Tag Archives: andy rooney

More photos from Santa Fe

Taking photos in Santa Fe is like cheating.  You just point the camera out the back door and voila!

{Image: two bare trees, very slender with white bark against a very deep blue sky.}

Disc Golf Henge:

{Image:  snowy field with four small (approximately one-foot-tall) rock formations each in the shape of an inverted "U"}

Fence.

{Image:  fence made of vertical pieces of natural wood of varying heights.  In the bottom half of the photo, the wood slats are backed by a solid piece of wood.  In the top half of the photo, there is nothing behind the vertical slats, and the sun peeks through between two of the slats.}

Fence, HDR.

{Image: fence made of vertical pieces of natural wood of varying heights. In the bottom half of the photo, the wood slats are backed by a solid piece of wood.

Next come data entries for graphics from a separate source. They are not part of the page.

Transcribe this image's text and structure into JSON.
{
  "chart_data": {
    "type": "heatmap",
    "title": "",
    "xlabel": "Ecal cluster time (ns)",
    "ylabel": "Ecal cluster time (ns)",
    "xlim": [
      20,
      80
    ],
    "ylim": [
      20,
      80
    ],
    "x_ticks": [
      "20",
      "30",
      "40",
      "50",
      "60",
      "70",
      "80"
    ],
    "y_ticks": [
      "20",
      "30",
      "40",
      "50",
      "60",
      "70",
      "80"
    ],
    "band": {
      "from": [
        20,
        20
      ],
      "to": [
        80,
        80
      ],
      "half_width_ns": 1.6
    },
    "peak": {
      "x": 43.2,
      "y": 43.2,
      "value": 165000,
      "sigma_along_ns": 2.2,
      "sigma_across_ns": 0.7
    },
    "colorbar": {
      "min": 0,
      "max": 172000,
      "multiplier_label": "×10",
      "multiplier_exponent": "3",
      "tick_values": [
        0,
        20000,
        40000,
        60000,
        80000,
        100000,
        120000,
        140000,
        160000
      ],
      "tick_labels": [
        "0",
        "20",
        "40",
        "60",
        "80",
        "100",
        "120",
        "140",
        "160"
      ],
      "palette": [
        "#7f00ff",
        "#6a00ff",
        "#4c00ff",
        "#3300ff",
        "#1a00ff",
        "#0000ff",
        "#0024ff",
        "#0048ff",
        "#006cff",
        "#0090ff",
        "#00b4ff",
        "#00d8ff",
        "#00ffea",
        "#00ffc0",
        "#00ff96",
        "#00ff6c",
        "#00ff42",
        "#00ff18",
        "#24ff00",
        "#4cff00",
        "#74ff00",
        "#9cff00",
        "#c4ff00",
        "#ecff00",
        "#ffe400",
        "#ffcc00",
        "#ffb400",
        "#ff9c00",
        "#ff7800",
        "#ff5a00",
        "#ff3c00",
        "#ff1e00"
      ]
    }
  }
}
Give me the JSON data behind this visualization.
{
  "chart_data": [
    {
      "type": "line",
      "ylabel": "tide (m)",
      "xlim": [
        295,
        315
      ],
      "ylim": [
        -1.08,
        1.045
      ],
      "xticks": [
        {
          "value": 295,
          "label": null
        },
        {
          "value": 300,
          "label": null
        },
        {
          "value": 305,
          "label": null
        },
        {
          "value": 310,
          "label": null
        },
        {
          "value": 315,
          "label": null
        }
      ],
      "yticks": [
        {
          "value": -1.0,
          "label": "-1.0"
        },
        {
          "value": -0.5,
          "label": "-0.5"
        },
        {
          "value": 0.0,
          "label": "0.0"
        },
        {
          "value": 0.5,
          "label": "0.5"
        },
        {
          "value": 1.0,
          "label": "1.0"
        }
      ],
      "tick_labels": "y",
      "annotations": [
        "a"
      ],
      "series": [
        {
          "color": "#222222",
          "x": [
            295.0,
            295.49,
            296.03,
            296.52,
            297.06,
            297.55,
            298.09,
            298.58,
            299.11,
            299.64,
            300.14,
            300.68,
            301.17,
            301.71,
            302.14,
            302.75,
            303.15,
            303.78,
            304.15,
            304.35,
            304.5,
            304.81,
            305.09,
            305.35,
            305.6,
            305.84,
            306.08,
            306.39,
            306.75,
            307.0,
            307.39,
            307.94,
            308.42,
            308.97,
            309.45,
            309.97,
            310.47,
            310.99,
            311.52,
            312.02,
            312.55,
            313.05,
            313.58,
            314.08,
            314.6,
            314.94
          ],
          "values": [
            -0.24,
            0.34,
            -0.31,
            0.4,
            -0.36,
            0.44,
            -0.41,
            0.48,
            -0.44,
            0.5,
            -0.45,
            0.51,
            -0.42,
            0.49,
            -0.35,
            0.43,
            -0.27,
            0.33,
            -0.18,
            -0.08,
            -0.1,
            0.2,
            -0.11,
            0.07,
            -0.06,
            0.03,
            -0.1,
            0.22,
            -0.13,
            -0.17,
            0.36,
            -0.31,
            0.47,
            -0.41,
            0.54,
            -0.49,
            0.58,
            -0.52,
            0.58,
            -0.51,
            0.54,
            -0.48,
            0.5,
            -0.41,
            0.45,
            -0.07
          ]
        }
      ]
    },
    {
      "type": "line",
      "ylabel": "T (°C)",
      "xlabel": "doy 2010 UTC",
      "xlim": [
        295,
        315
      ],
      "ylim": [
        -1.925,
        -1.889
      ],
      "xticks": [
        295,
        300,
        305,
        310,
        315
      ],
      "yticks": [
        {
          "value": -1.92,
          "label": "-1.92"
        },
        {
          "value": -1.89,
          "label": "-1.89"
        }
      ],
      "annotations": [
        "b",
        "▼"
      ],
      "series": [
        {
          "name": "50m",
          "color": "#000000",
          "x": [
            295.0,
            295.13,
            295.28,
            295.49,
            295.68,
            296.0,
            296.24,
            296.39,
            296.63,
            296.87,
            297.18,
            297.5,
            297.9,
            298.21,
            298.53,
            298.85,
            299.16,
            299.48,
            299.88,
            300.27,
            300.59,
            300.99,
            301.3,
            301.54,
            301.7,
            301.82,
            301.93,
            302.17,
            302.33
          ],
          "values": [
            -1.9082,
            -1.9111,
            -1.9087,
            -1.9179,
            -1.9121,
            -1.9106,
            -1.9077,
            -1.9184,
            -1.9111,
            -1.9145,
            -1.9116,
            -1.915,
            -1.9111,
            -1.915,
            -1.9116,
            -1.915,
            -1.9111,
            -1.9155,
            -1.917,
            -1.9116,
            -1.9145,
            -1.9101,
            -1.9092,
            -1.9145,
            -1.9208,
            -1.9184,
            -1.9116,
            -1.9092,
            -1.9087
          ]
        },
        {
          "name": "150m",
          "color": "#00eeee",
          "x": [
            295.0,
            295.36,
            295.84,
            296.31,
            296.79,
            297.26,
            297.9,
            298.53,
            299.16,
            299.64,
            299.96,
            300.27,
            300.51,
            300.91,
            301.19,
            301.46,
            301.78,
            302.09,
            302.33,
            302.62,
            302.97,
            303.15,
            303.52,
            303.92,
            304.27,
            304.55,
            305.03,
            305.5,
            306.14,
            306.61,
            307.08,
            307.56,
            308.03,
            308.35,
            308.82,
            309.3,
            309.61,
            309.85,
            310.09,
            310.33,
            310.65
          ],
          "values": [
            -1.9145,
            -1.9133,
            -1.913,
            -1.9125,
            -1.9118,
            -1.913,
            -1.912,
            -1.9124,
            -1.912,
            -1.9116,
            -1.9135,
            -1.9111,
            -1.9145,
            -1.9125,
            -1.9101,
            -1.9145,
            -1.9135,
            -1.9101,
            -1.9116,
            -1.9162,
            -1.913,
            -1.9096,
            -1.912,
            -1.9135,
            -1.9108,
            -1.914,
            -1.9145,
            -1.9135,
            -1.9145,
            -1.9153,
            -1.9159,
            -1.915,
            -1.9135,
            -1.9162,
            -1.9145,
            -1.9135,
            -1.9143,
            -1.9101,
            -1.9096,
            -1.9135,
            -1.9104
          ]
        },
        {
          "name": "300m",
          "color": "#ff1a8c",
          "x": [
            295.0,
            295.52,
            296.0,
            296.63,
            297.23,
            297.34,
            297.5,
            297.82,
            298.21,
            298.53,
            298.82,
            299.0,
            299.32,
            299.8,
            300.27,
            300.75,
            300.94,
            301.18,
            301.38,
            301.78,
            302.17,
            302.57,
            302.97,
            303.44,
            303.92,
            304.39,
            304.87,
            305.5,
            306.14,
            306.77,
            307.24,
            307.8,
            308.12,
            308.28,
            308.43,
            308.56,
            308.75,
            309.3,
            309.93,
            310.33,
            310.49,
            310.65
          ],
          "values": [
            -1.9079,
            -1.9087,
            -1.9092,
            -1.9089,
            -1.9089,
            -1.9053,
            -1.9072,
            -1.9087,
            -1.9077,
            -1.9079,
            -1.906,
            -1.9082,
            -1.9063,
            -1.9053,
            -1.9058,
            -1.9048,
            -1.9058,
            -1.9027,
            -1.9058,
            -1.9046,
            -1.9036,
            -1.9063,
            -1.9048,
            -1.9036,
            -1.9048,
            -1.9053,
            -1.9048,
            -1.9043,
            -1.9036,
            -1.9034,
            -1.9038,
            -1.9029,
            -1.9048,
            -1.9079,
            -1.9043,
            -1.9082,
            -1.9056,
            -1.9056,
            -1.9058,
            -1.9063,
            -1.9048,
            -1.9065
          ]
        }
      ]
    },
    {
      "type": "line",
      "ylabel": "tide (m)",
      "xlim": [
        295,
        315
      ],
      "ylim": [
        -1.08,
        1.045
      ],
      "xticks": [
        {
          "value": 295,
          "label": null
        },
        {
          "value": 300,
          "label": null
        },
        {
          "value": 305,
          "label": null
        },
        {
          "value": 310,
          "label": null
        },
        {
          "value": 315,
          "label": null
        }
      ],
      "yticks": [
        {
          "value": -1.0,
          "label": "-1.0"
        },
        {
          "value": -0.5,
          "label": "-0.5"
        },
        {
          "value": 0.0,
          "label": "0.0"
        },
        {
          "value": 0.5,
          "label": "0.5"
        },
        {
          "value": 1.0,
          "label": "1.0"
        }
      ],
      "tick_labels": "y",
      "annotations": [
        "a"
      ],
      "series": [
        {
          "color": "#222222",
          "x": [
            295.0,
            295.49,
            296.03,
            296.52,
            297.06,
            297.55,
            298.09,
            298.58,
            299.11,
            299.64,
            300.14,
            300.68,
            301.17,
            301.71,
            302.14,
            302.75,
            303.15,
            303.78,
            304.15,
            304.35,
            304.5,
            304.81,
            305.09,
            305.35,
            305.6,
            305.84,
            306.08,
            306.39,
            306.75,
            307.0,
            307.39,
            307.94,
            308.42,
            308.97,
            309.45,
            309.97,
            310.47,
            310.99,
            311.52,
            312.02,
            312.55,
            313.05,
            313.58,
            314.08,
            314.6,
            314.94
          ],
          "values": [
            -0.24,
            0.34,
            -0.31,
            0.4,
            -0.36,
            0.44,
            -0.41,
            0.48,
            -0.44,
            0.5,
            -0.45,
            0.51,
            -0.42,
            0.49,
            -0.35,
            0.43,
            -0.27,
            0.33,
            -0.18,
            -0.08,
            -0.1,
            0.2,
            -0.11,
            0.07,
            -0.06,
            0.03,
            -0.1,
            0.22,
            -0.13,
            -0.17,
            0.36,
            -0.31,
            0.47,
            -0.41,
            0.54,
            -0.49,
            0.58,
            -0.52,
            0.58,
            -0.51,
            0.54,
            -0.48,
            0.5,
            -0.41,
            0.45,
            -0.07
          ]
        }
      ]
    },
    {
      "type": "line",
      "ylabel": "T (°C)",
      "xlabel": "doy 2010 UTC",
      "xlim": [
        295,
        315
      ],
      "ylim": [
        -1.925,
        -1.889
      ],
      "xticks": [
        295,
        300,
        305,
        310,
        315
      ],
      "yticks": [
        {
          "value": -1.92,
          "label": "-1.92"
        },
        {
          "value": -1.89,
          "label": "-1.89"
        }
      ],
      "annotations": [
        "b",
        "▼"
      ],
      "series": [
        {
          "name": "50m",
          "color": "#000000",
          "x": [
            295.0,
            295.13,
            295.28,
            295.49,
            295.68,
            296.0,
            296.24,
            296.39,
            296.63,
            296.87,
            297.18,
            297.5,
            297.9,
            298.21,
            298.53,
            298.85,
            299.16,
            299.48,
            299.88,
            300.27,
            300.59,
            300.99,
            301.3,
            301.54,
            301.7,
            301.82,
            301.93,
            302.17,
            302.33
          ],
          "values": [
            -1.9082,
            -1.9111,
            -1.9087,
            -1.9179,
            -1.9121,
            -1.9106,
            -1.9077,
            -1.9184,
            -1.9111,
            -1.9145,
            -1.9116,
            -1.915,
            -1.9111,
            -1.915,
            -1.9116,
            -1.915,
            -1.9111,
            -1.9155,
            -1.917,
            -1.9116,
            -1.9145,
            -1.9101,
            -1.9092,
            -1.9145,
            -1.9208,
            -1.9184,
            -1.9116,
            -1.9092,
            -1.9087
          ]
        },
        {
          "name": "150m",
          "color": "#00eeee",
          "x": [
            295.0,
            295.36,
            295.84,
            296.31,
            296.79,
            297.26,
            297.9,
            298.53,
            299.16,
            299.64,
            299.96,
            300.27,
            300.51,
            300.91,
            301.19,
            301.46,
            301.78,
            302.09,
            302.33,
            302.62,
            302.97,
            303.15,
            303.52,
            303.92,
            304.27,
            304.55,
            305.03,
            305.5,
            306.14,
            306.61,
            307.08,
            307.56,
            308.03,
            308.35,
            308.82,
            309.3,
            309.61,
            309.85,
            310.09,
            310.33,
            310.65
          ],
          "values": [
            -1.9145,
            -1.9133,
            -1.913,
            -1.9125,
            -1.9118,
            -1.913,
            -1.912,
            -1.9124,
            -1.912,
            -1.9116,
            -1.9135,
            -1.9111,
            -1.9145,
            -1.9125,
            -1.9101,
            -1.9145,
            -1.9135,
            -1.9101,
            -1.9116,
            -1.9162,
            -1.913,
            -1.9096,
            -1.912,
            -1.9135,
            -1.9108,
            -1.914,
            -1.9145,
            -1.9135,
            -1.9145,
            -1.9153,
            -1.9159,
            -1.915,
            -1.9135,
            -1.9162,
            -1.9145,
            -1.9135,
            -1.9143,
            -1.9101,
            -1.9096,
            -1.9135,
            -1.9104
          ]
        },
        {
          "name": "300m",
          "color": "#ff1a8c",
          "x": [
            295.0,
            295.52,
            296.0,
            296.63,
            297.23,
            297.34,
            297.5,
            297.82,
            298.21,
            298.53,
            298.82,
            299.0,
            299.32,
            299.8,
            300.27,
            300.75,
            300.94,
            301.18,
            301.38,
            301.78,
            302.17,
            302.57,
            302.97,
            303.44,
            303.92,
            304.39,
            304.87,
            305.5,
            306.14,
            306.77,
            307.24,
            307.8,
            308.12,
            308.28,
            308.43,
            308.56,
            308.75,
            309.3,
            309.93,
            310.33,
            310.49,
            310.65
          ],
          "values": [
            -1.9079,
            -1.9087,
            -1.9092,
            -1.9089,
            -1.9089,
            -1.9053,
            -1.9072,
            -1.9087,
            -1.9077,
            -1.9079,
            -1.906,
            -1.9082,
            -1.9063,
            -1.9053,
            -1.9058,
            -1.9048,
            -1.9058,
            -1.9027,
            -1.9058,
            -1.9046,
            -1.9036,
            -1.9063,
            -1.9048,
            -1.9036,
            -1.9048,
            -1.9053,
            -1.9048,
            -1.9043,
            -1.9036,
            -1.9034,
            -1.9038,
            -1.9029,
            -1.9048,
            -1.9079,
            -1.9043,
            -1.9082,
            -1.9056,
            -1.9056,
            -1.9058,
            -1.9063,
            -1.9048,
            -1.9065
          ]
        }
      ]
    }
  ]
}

In the top half of the photo, there is nothing behind the vertical slats, and the sun peeks through between two of the slats.}

Barbed wire, HDR:

{Image:  close up of a photo of a single barb in a strand of barbed wire.  In the background, and out of focus, is the side of an adobe building.}

I couple of friends we met on our walk.

{Image:  A goat peers around the corner of a wood and wire fence.  To his left are three chickens, two black and one white.}

Window.  Almost anything looks good in adobe.  Ask Santa Fe!  I think it’s in the building code!

{Image:  a window in an adobe wall.  The window reflects a very blue sky.  Tree branches enter the photo from the right.}

Water spout:

{Image:  a flat water spout protrudes from an adobe wall with several feet of frozen water suspended off the end.}

The same water spout, an hour later:

{Image:  a flat water spout protrudes from an adobe wall with several feet of frozen water suspended off the end.  The adobe is much darker than the previous photo because of the setting sun.}}

Hubble the Golden Retriever discovers that Rodney has a snack.

{Image:  in the left side of the photo, a man sits at a table working at a laptop computer.   To his right, a golden retriever stares intently at him.  The corner of another laptop shows in the foreground; kitchen appliances are in the background.  The table  has a candle, a water bottle, a card and envelope, a french press with tea and a mug,}

And it wouldn’t be my blog unless I took the opportunity to go just a bit Andy Rooney on your ass.   My rental car was a Prius.  Even after I learned the sequence of button pushing and gear shifting that was necessary to make it go, and adjusted to the fact that it sounded, at every light, like the car had died and I’d need to call a tow truck, there were two more very disconcerting things.

(1)  You don’t need a key to drive the car but you do need a key to unlock it.  This means that when you get in the car, you have to figure out what to do with the key, since it’s not sitting in the ignition.  If I owned a Prius, I would lock the keys in the car at least once per week.

(2) You not only get the general warm, fuzzy, superior feeling of driving a really fuel-efficient car, you get a constant, real-time, animated demonstration of just HOW efficient you’re being:

{Image:  photo of a diagram of a car showing three unnamed parts with arrows going from one to another.  The diagram is labeled "Energy Monitor."  The display also contains the time (3:16 PM) and  the odometer (2837.4 MI).}

This little animated diagram changes as you drive, showing — near as I can tell — which direction the little energy hamsters that power the car are traveling.   The diagram is (a) designed for the driver to monitor the car’s energy situation in real time, and thus incredibly distracting and unsafe; (b) not designed to convey anything to the driver, and thus pretty pointless; or (c) designed solely to show the passenger what a cool, energy-efficient person the driver is.